Tuesday, August 23, 2011

Grandmother's Tattoo 5


Facing west, there are aisles through gravestones.
Everywhere, the same thing, cottonwoods blazing yellow. 

A peacock sweeps the ground with his tail.
Hi-ho, he says, and flutters his fanny.

Maggie thinks this is a 3-D animation
or maybe the Pasty Lump Lady with more tricks.
His reedy voice is like a clarinet's. 

Maggie misses her grandmother's tattoo,
the only remnant that remains of her family,
her one connection stolen by a boy
with eyes the color of melting honey.

Or does she miss the boy?

I'm lost, she explains,
gestures toward the broken skateboard,
and I’m on foot.

The peacock extracts a long feather from his tail.

My gift to a girl,
guaranteed to get you wherever you need to go.

He swishes his feathers and disappears into the yellow cottonwoods.

Maggie waves the feather and hopes for magic.
Nothing doing.

She wants to return to a delta of square one,
to pop-up from the middle like a seed from a plum.

But the Pasty Lump Lady has stolen her hunger.

Even so, there’s more to Maggie than pancakes.

At the intersection of Sections I and M,
vines cling to trees like long lost relatives.

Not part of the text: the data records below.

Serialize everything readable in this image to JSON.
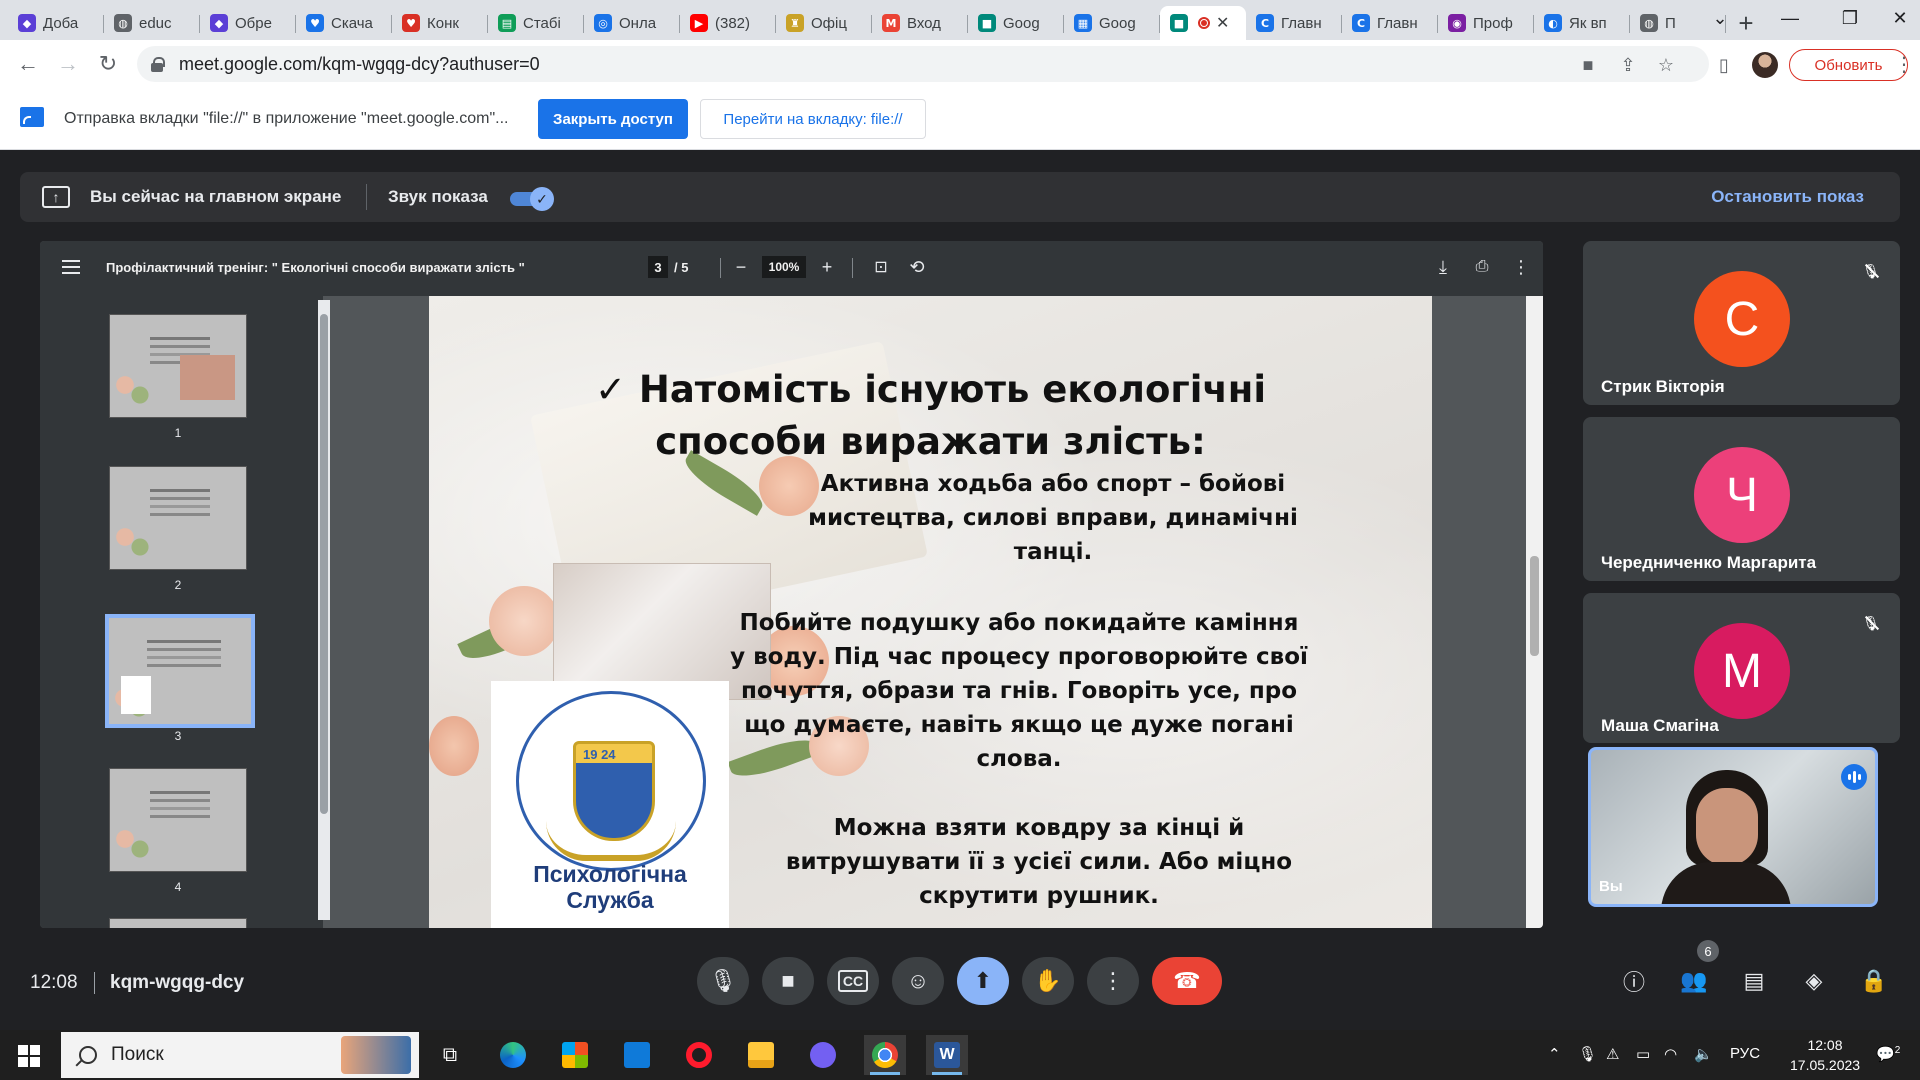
{
  "browser": {
    "tabs": [
      {
        "label": "Доба",
        "icon": "shield-icon",
        "color": "#5b3fd6"
      },
      {
        "label": "educ",
        "icon": "globe-icon",
        "color": "#5f6368"
      },
      {
        "label": "Обре",
        "icon": "shield-icon",
        "color": "#5b3fd6"
      },
      {
        "label": "Скача",
        "icon": "heart-icon",
        "color": "#1a73e8"
      },
      {
        "label": "Конк",
        "icon": "heart-icon",
        "color": "#d93025"
      },
      {
        "label": "Стабі",
        "icon": "sheets-icon",
        "color": "#0f9d58"
      },
      {
        "label": "Онла",
        "icon": "ring-icon",
        "color": "#1a73e8"
      },
      {
        "label": "(382)",
        "icon": "youtube-icon",
        "color": "#ff0000"
      },
      {
        "label": "Офіц",
        "icon": "crest-icon",
        "color": "#c9a227"
      },
      {
        "label": "Вход",
        "icon": "gmail-icon",
        "color": "#ea4335"
      },
      {
        "label": "Goog",
        "icon": "meet-icon",
        "color": "#00897b"
      },
      {
        "label": "Goog",
        "icon": "calendar-icon",
        "color": "#1a73e8"
      },
      {
        "label": "",
        "icon": "meet-icon",
        "color": "#00897b",
        "active": true
      },
      {
        "label": "Главн",
        "icon": "c-icon",
        "color": "#1a73e8"
      },
      {
        "label": "Главн",
        "icon": "c-icon",
        "color": "#1a73e8"
      },
      {
        "label": "Проф",
        "icon": "chat-icon",
        "color": "#7b1fa2"
      },
      {
        "label": "Як вп",
        "icon": "edge-icon",
        "color": "#1a73e8"
      },
      {
        "label": "П",
        "icon": "globe-icon",
        "color": "#5f6368"
      }
    ],
    "new_tab": "+",
    "url": "meet.google.com/kqm-wgqg-dcy?authuser=0",
    "update_label": "Обновить"
  },
  "infobar": {
    "message": "Отправка вкладки \"file://\" в приложение \"meet.google.com\"...",
    "stop_access": "Закрыть доступ",
    "goto_tab": "Перейти на вкладку: file://"
  },
  "share_banner": {
    "status": "Вы сейчас на главном экране",
    "audio_label": "Звук показа",
    "audio_on": true,
    "stop_label": "Остановить показ"
  },
  "pdf": {
    "title": "Профілактичний тренінг: \" Екологічні способи виражати злість \"",
    "current_page": "3",
    "page_total": "/ 5",
    "zoom": "100%",
    "thumbnails": [
      "1",
      "2",
      "3",
      "4"
    ],
    "selected_thumbnail": "3",
    "slide": {
      "heading_line1": "✓ Натомість існують екологічні",
      "heading_line2": "способи виражати злість:",
      "p1": "Активна ходьба або спорт – бойові мистецтва, силові вправи, динамічні танці.",
      "p2": "Побийте подушку або покидайте каміння у воду. Під час процесу проговорюйте свої почуття, образи та гнів. Говоріть усе, про що думаєте, навіть якщо це дуже погані слова.",
      "p3": "Можна взяти ковдру за кінці й витрушувати її з усієї сили. Або міцно скрутити рушник.",
      "logo_year": "19 24",
      "logo_text": "Психологічна Служба"
    }
  },
  "participants": [
    {
      "name": "Стрик Вікторія",
      "initial": "С",
      "color": "#f4511e",
      "muted": true
    },
    {
      "name": "Чередниченко Маргарита",
      "initial": "Ч",
      "color": "#ec407a",
      "muted": false
    },
    {
      "name": "Маша Смагіна",
      "initial": "М",
      "color": "#d81b60",
      "muted": true
    }
  ],
  "self": {
    "name": "Вы"
  },
  "meeting": {
    "time": "12:08",
    "code": "kqm-wgqg-dcy",
    "people_count": "6"
  },
  "taskbar": {
    "search_label": "Поиск",
    "lang": "РУС",
    "time": "12:08",
    "date": "17.05.2023",
    "notifications": "2"
  }
}
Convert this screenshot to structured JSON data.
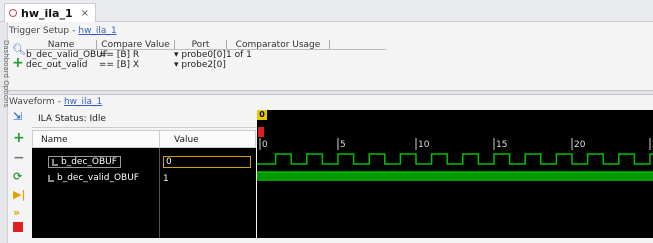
{
  "tab": {
    "title": "hw_ila_1",
    "close": "×"
  },
  "side_panel": {
    "label": "Dashboard Options"
  },
  "trigger_setup": {
    "title": "Trigger Setup",
    "sep": "-",
    "link": "hw_ila_1",
    "columns": [
      "Name",
      "Compare Value",
      "Port",
      "Comparator Usage"
    ],
    "rows": [
      {
        "name": "b_dec_valid_OBUF",
        "op": "==",
        "radix": "[B]",
        "value": "R",
        "port": "probe0[0]",
        "usage": "1 of 1"
      },
      {
        "name": "dec_out_valid",
        "op": "==",
        "radix": "[B]",
        "value": "X",
        "port": "probe2[0]",
        "usage": ""
      }
    ]
  },
  "waveform": {
    "title": "Waveform",
    "sep": "-",
    "link": "hw_ila_1",
    "status": "ILA Status: Idle",
    "columns": {
      "name": "Name",
      "value": "Value"
    },
    "signals": [
      {
        "name": "b_dec_OBUF",
        "value": "0"
      },
      {
        "name": "b_dec_valid_OBUF",
        "value": "1"
      }
    ],
    "trigger_marker": "0",
    "ticks": [
      "0",
      "5",
      "10",
      "15",
      "20",
      "25"
    ],
    "colors": {
      "wave": "#00c000",
      "background": "#000000",
      "marker": "#e8c800"
    }
  }
}
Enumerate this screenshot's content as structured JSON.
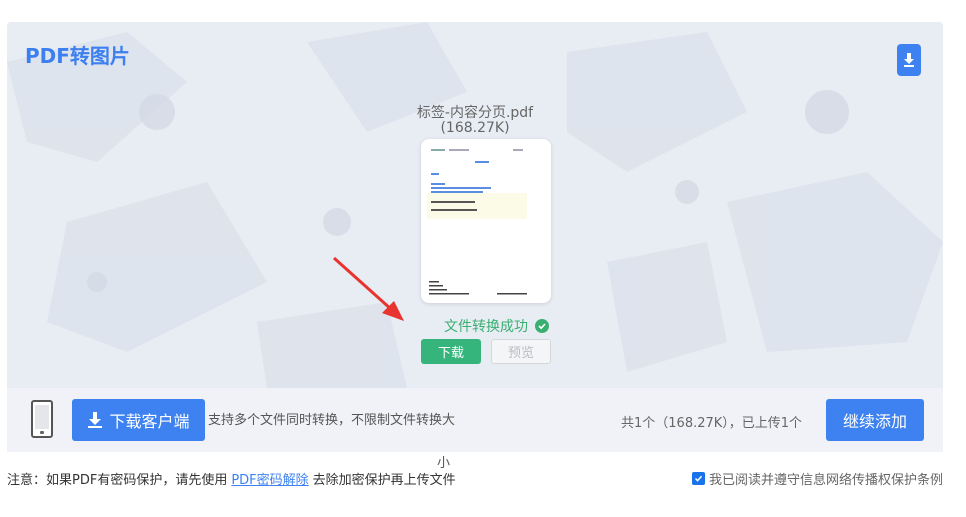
{
  "panel": {
    "title": "PDF转图片",
    "download_icon": "download-icon",
    "file": {
      "name": "标签-内容分页.pdf",
      "size": "(168.27K)"
    },
    "status": "文件转换成功",
    "status_icon": "check-circle-icon",
    "download_label": "下载",
    "preview_label": "预览"
  },
  "bar": {
    "client_label": "下载客户端",
    "tip": "支持多个文件同时转换，不限制文件转换大",
    "tip_tail": "小",
    "count": "共1个（168.27K），已上传1个",
    "continue_label": "继续添加"
  },
  "footer": {
    "note_prefix": "注意：如果PDF有密码保护，请先使用",
    "note_link": "PDF密码解除",
    "note_suffix": "去除加密保护再上传文件",
    "agree_label": "我已阅读并遵守信息网络传播权保护条例",
    "agree_checked": true
  },
  "colors": {
    "accent": "#3d82f0",
    "success": "#35b57b",
    "panel_bg": "#e8ecf3"
  }
}
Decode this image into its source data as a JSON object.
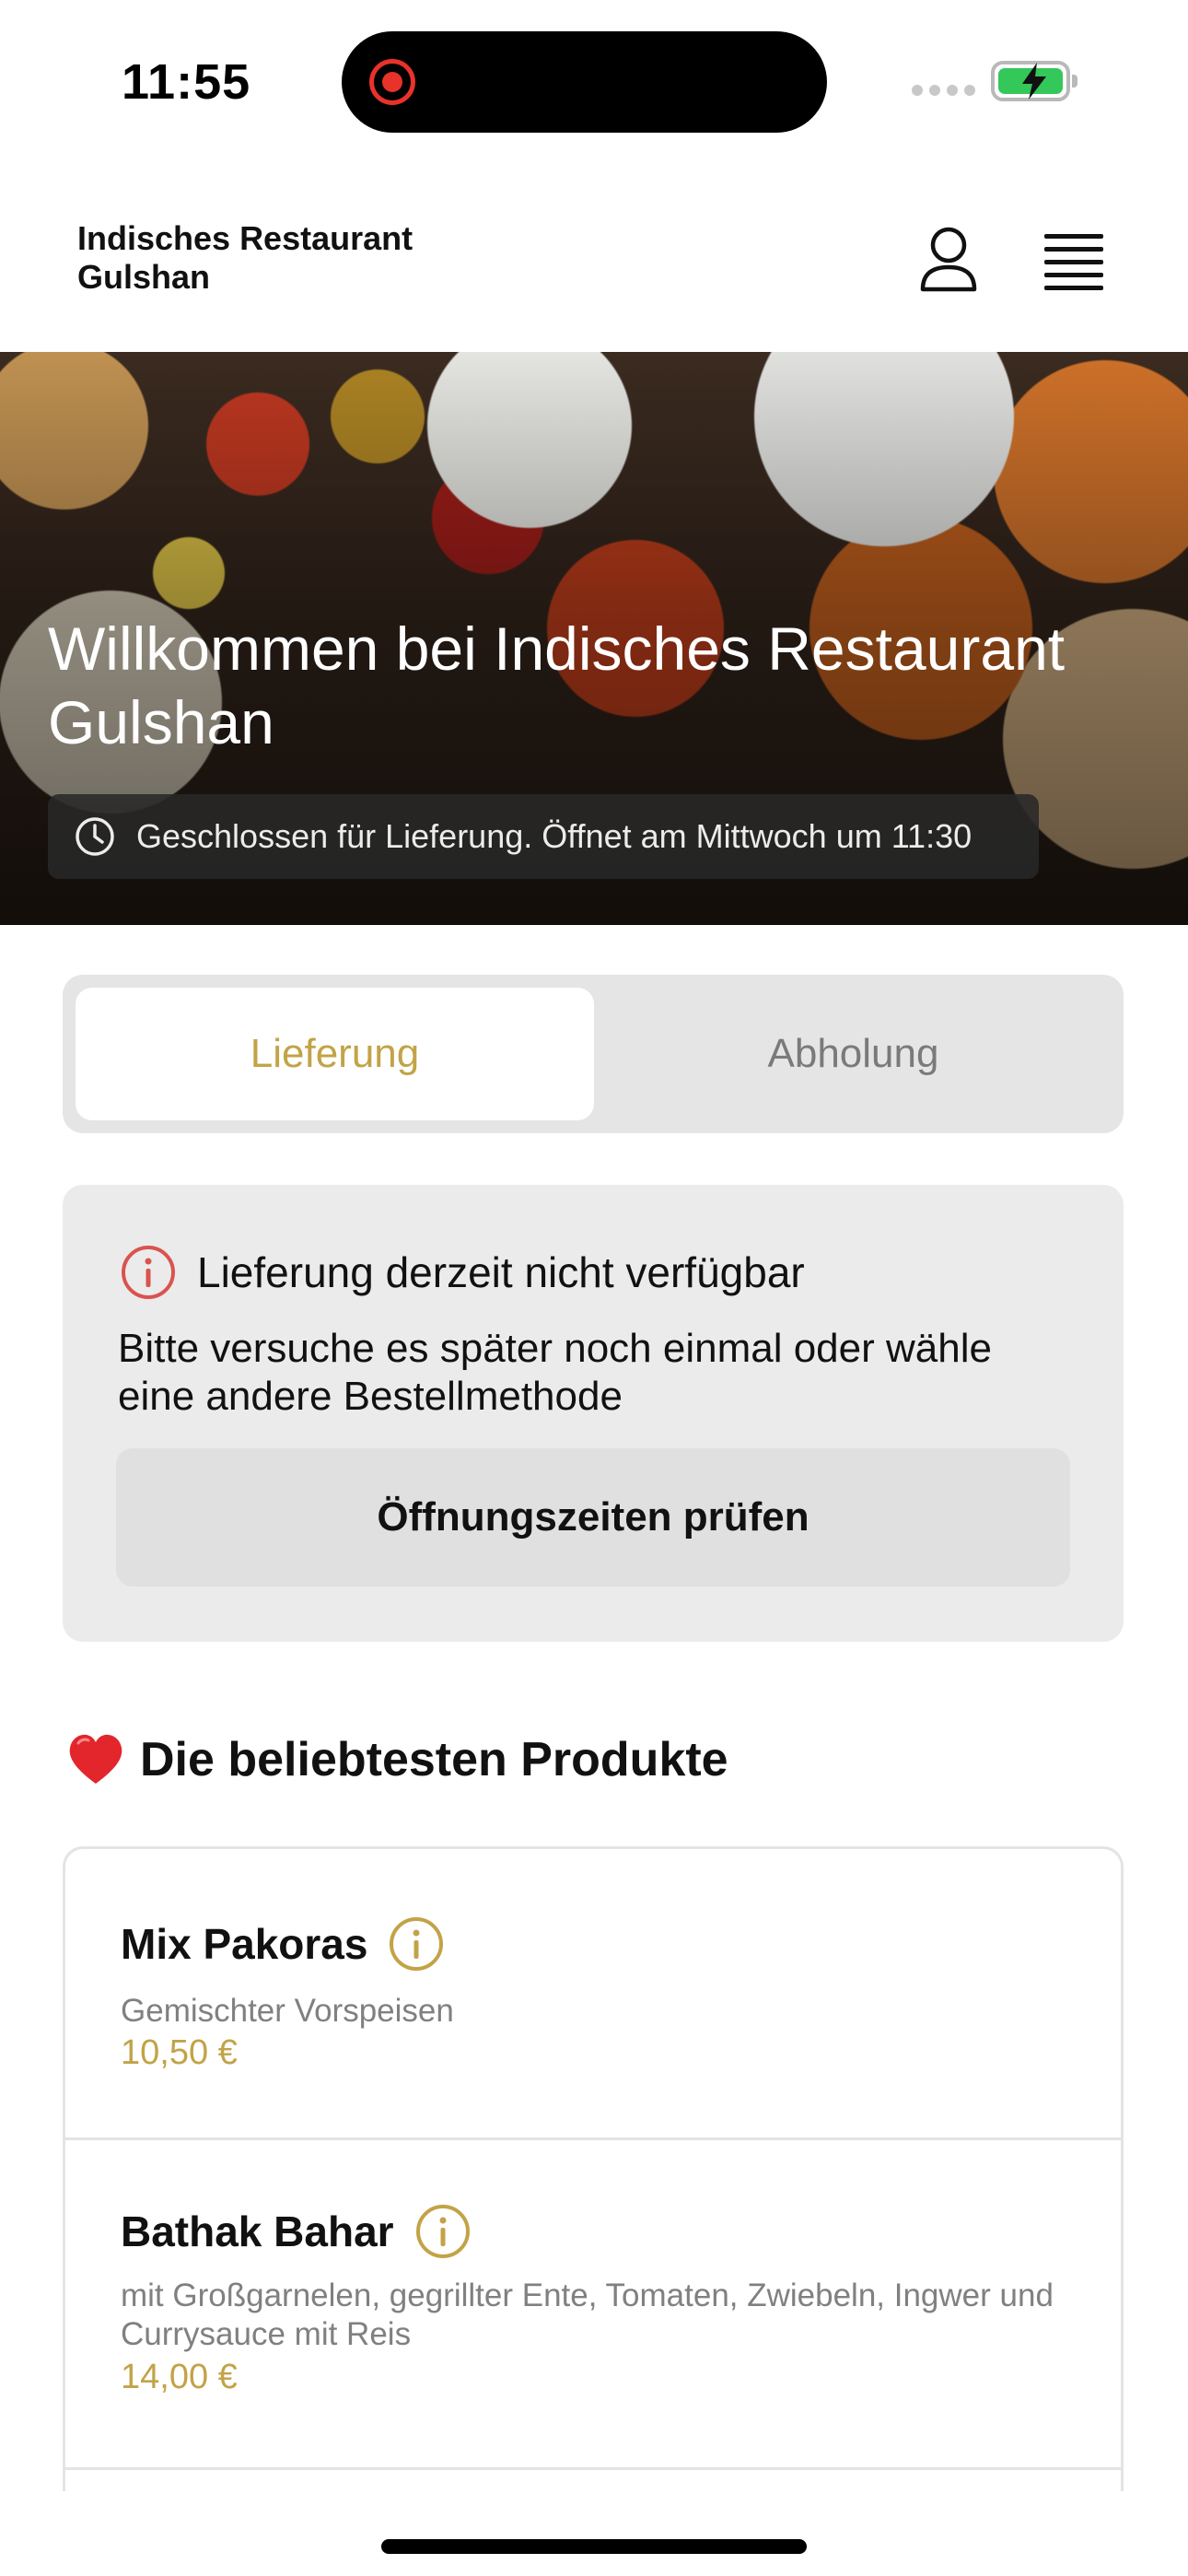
{
  "status_bar": {
    "time": "11:55"
  },
  "header": {
    "brand_line1": "Indisches Restaurant",
    "brand_line2": "Gulshan",
    "account_icon": "user-icon",
    "menu_icon": "hamburger-menu-icon"
  },
  "hero": {
    "title_line1": "Willkommen bei Indisches Restaurant",
    "title_line2": "Gulshan",
    "notice_icon": "clock-icon",
    "notice": "Geschlossen für Lieferung. Öffnet am Mittwoch um 11:30"
  },
  "order_mode": {
    "tabs": [
      {
        "label": "Lieferung",
        "selected": true
      },
      {
        "label": "Abholung",
        "selected": false
      }
    ]
  },
  "alert": {
    "icon": "info-circle-icon",
    "title": "Lieferung derzeit nicht verfügbar",
    "body": "Bitte versuche es später noch einmal oder wähle eine andere Bestellmethode",
    "button_label": "Öffnungszeiten prüfen"
  },
  "popular": {
    "heading": "Die beliebtesten Produkte",
    "heading_icon": "heart-icon",
    "products": [
      {
        "name": "Mix Pakoras",
        "description": "Gemischter Vorspeisen",
        "price": "10,50 €"
      },
      {
        "name": "Bathak Bahar",
        "description": "mit Großgarnelen, gegrillter Ente, Tomaten, Zwiebeln, Ingwer und Currysauce mit Reis",
        "price": "14,00 €"
      }
    ]
  },
  "colors": {
    "accent_gold": "#c2a347",
    "alert_red": "#d9534f",
    "card_gray": "#ebebeb"
  }
}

In another part of the graveyard,
the sun burns a hole in an apron and busts out.

Maggie draws warmth around her like a cashmere sweater.
She accidentally drops the skateboard to the ground. A chase.

In Section C, she finds the skateboard.
There’s a boy playing a fiddle, his face as white as a ruffled shirt.
The fingerboard has a ketchup label,
the fiddle, Norwegian Codfish.

He says his name is Bartholomew, Mew for short,
sees the feather,
and tells her he used to play softball with the peacock.
And you?

Maggie of the Misfit Foot. She tells him everything.
He not so much.

I rescue music from garbage heaps. That’s all,
and begins to walk away.

She wants him to stay, offers the skateboard as a sacrifice.
And like a man about to buy a new car, he considers--

Solid wood. Gold rims. No financing. Sweet.

He plays the fiddle until his music fills the grove with sunlight.